Panteisme adalah pandangan bahwa Allah adalah semua dan semua dan semua adalah Allah. Kata panteisme datang dari dua kata Yunani—pan (“semua”) dan theos (“Allah”). Dalam panteisme semua realita dipandang sebagai sesuatu yang melebur dengan yang ilahi. Allah panteisme adalah impersonal, “sesuatu” yang amoral dan bukan “Ia” yang personal dan memiliki moral seperti apa yang digambarkan kekristenan. Perbedaan antara Pencipta dan ciptaan sepenuhnya hilang dalam pandangan ini.

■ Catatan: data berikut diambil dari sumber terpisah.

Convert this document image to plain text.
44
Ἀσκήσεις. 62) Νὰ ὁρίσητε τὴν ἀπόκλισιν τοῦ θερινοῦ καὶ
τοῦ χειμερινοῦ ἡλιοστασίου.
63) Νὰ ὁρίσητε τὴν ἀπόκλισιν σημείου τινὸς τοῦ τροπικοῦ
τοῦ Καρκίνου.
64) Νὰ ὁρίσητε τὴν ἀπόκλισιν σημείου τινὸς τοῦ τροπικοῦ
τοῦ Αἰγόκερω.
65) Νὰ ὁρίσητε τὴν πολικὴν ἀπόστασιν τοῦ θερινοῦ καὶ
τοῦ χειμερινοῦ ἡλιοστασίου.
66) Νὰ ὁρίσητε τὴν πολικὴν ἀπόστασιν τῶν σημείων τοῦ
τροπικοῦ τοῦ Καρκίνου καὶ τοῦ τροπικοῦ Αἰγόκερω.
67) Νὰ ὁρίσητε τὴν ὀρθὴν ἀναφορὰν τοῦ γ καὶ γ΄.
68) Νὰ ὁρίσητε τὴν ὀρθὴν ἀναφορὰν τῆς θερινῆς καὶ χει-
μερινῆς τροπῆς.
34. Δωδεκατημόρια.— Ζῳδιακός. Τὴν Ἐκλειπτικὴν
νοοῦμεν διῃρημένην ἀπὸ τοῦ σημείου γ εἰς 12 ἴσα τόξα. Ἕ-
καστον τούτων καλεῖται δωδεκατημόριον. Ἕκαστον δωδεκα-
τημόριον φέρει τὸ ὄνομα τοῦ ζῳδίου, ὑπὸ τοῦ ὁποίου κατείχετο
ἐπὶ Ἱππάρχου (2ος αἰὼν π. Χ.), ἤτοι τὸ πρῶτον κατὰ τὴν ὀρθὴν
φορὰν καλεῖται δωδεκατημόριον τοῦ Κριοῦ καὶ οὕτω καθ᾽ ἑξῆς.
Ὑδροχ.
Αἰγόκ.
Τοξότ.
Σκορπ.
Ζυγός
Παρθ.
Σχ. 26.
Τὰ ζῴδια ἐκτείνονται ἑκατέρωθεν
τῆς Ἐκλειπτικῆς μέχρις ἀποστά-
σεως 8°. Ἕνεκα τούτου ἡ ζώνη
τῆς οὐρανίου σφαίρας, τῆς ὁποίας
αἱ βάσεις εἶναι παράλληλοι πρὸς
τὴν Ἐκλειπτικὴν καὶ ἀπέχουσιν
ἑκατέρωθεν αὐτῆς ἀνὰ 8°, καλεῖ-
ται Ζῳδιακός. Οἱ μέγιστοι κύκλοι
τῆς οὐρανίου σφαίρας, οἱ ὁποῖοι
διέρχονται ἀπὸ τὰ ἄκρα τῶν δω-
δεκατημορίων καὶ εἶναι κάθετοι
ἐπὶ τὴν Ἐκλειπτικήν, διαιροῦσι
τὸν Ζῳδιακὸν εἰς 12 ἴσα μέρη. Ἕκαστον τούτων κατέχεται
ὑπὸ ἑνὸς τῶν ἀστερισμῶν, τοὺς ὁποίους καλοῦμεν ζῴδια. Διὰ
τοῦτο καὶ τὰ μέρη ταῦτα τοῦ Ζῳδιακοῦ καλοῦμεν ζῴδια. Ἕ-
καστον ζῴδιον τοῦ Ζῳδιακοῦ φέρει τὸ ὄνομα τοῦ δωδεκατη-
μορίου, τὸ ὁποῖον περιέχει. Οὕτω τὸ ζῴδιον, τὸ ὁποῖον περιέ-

Jika benar bahwa “semua adalah satu” dan “semua adalah Allah,” seperti yang dipegang oleh pengikut Zaman Baru, perbedaan antara baik dan jahat pastilah hilang. Penganut Zaman Baru David Spangler menegaskan bahwa etika Zaman Baru “tidak didasarkan atas...konsep dualistik dari ‘baik’ dan ‘jahat’.” Tidak ada kesalahan moral absolut dan tidak ada kebenaran moral absolut. Segala sesuatu adalah relatif. Tentu, para filsuf telah lama menunjukkan kelemahan filosofis dari pandangan semacam ini, karena hal ini sama dengan mengatakan bahwa ini merupakan kebenaran absolut di mana tidak ada kebenaran absolut. Ketika para penganut Zaman Baru memberitahu saya bahwa tidak ada keabsolutan, saya sering bertanya kepadanya apakah orang tersebut secara absolut yakin mengenai hal itu.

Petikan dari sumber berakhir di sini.